A segunda vantagem é você conseguir vender umas coisas que não existem no papel, que não existem fisicamente, mas que existem no mundo das ideias e que as pessoas já sabem. E só dá certo quando as pessoas já conhecem o seu trabalho previamente. Não adianta a pessoa do nada, não tem conta no instagram, não tem no facebook, não tem nada, “ninguém me conhece, vou lançar um catarse”, “vou arrecadar 40 mil reais para fazer um livro”.
Se as pessoas não conhecem o seu trabalho, vai ser muito difícil. Tanto que, tem 260 mil pessoas no instagram, 698 apoiaram. São pessoas que apenas observam. Não é porque simplesmente “ah, não tenho dinheiro”, não, é porque não teve uma motivação suficiente para apoiar o livro. Não teve engajamento, identificação, elas não se viram naquele material. Isso vale também para o Téo & o Mini Mundo. Isso vale também pro Click Plock, isso vale pra qualquer outra coisa.
Tem instagram que publica tirinhas dos outros, inclusive as minhas. Eu não acho ruim porque sempre que eles publicam tem gente que passa a conhecer o meu trabalho, e meu objetivo, mais do que vender livro é fazer com que as pessoas leiam os quadrinhos. Porque a partir da leitura desses quadrinhos, elas podem ter alguns insights que elas não tinham antes e mudar suas vidas por conta da leitura de uma simples tirinha, ou dar um sorriso naquele dia. A gente tem que construir uma relação com as pessoas.

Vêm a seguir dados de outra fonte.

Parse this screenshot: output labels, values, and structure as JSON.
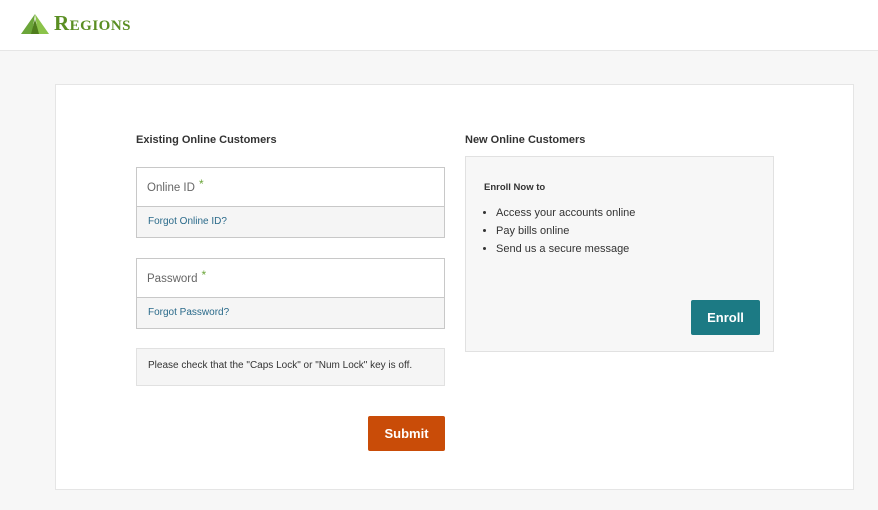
{
  "brand": {
    "name": "Regions",
    "color": "#5a8e22"
  },
  "existing": {
    "title": "Existing Online Customers",
    "online_id_label": "Online ID",
    "online_id_value": "",
    "forgot_id": "Forgot Online ID?",
    "password_label": "Password",
    "password_value": "",
    "forgot_password": "Forgot Password?",
    "required_marker": "*",
    "notice": "Please check that the \"Caps Lock\" or \"Num Lock\" key is off.",
    "submit_label": "Submit",
    "submit_color": "#c94c08"
  },
  "new_customers": {
    "title": "New Online Customers",
    "heading": "Enroll Now to",
    "benefits": [
      "Access your accounts online",
      "Pay bills online",
      "Send us a secure message"
    ],
    "enroll_label": "Enroll",
    "enroll_color": "#1c7a84"
  }
}
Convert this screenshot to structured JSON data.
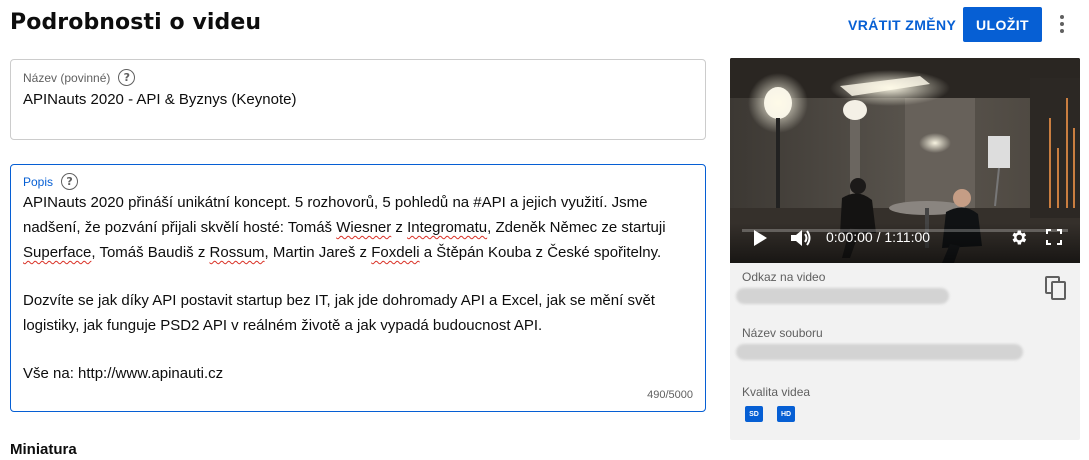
{
  "header": {
    "title": "Podrobnosti o videu",
    "undo_label": "VRÁTIT ZMĚNY",
    "save_label": "ULOŽIT",
    "more_icon": "more-vert-icon"
  },
  "form": {
    "title_field": {
      "label": "Název (povinné)",
      "value": "APINauts 2020 - API & Byznys (Keynote)",
      "help_icon": "help-icon"
    },
    "description_field": {
      "label": "Popis",
      "help_icon": "help-icon",
      "p1": {
        "t1": "APINauts 2020 přináší unikátní koncept. 5 rozhovorů, 5 pohledů na #API a jejich využití. Jsme nadšení, že pozvání přijali skvělí hosté: Tomáš ",
        "w1": "Wiesner",
        "t2": " z ",
        "w2": "Integromatu",
        "t3": ", Zdeněk Němec ze startuji ",
        "w3": "Superface",
        "t4": ", Tomáš Baudiš z ",
        "w4": "Rossum",
        "t5": ", Martin Jareš z ",
        "w5": "Foxdeli",
        "t6": " a Štěpán Kouba z České spořitelny."
      },
      "p2": "Dozvíte se jak díky API postavit startup bez IT, jak jde dohromady API a Excel, jak se mění svět logistiky, jak funguje PSD2 API v reálném životě a jak vypadá budoucnost API.",
      "p3": "Vše na: http://www.apinauti.cz",
      "char_count": "490/5000"
    },
    "thumbnail_heading": "Miniatura"
  },
  "video_panel": {
    "player": {
      "time": "0:00:00 / 1:11:00",
      "icons": [
        "play-icon",
        "volume-icon",
        "gear-icon",
        "fullscreen-icon"
      ]
    },
    "link_label": "Odkaz na video",
    "filename_label": "Název souboru",
    "quality_label": "Kvalita videa",
    "quality_badges": [
      "SD",
      "HD"
    ],
    "copy_icon": "copy-icon",
    "colors": {
      "accent": "#065fd4",
      "panel_bg": "#f2f2f2"
    }
  }
}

Sabendo que em Julho tem o lançamento do livro “Jorge”, gostaria de saber mais sobre os trabalhos futuros. Você falou sobre um possível terceiro livro de Téo & o Mini Mundo também. O que você planeja em relação às suas produções?
Eu tenho uma coisa que estou fazendo, mas eu não posso divulgar ainda, que envolve Téo & O Mini Mundo, é uma surpresa, talvez para o início do segundo semestre. Dependo de algumas coisas ainda para confirmar, mas eu tenho a intenção de lançar o terceiro livro no final do ano. Eu já tenho quase a quantidade de tirinhas suficientes para fazer o terceiro livro. Falta só um pouquinho, umas cinco, pra fechar.

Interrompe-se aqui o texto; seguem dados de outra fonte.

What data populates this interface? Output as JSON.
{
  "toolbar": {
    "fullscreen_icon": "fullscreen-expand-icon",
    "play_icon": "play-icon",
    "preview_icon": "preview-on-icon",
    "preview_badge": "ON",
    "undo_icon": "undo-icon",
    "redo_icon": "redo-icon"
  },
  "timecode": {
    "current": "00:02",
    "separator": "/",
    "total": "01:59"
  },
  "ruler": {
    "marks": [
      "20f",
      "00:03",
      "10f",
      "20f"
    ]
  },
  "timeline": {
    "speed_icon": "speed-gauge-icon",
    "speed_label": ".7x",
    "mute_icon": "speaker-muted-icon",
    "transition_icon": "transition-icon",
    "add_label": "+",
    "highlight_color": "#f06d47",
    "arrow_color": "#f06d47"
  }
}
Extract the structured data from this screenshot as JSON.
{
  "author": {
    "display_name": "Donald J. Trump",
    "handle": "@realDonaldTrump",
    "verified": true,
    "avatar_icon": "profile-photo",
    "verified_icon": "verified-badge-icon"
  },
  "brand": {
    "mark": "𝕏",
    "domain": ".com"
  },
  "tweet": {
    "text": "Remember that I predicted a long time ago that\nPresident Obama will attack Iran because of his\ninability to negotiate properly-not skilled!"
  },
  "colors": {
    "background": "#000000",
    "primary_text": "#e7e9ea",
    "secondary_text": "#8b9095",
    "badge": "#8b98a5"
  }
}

O que você diria pra alguém que quer começar a seguir a carreira com a criação de histórias em quadrinho?
Quando a gente acha que está pronto, não está pronto. E quando a gente acha que “agora está pronto” ainda não está, porque não existe o pronto. Tudo é uma transição. Tem uma tirinha que a Eulália fala pro Téo “Estou em uma fase de transição” , ele “para chegar aonde?”, ela “em outra fase de transição”. Tudo é uma fase de transição.
As pessoas acham que vão fazer quadrinho e no primeiro, no segundo, no terceiro quadrinho vão falar “é isso”. Não é isso, porque nada é. Pode até ser, que naquele momento é isso. Mas amanhã pode ser outra coisa. E é isso que é a graça da coisa, você não ficar preso. “Ah criei um traço. É esse estilo e vai ser assim pro resto da minha vida”. Pode ser, tudo bem. Só que o conteúdo vai ser diferente, porque você vai mudando, vai conhecendo outras realidades, você vai conseguindo repertório e vai amadurecendo com o tempo.
Então eu acho que o caminho pra quem está começando é começar, e fazer sempre. E não é fazer repetindo a primeira feitura. Faz e vai estudando. Vai ler livros de quadrinhos, veja quadrinhos dos outros. Da uma olhada, vê como é que o Jefferson Costa posiciona os quadros do Jeremias, por exemplo. Como é que ele direciona o nosso olhar? Veja como é que Laerte faz as mãos dos personagens. Esse tipo de olhar. E se puder fazer um curso de criação de quadrinhos ou vários cursos, eu acho que é o melhor caminho. Tem muita gente autodidata, mas o caminho fica mais rápido, mais curto, quando a gente estuda com a ajuda de um professor.
Eu tenho gravado alguns vídeos no YouTube, comentando as tirinhas do Jorge, falando dessas questões da disposição do balão. Eu acho bem legal, eu gosto de fazer isso. Acho que é o caminho, estudar. É meio clichê, eu fico tentando fugir do clichê em relação a estudar, mas é isso!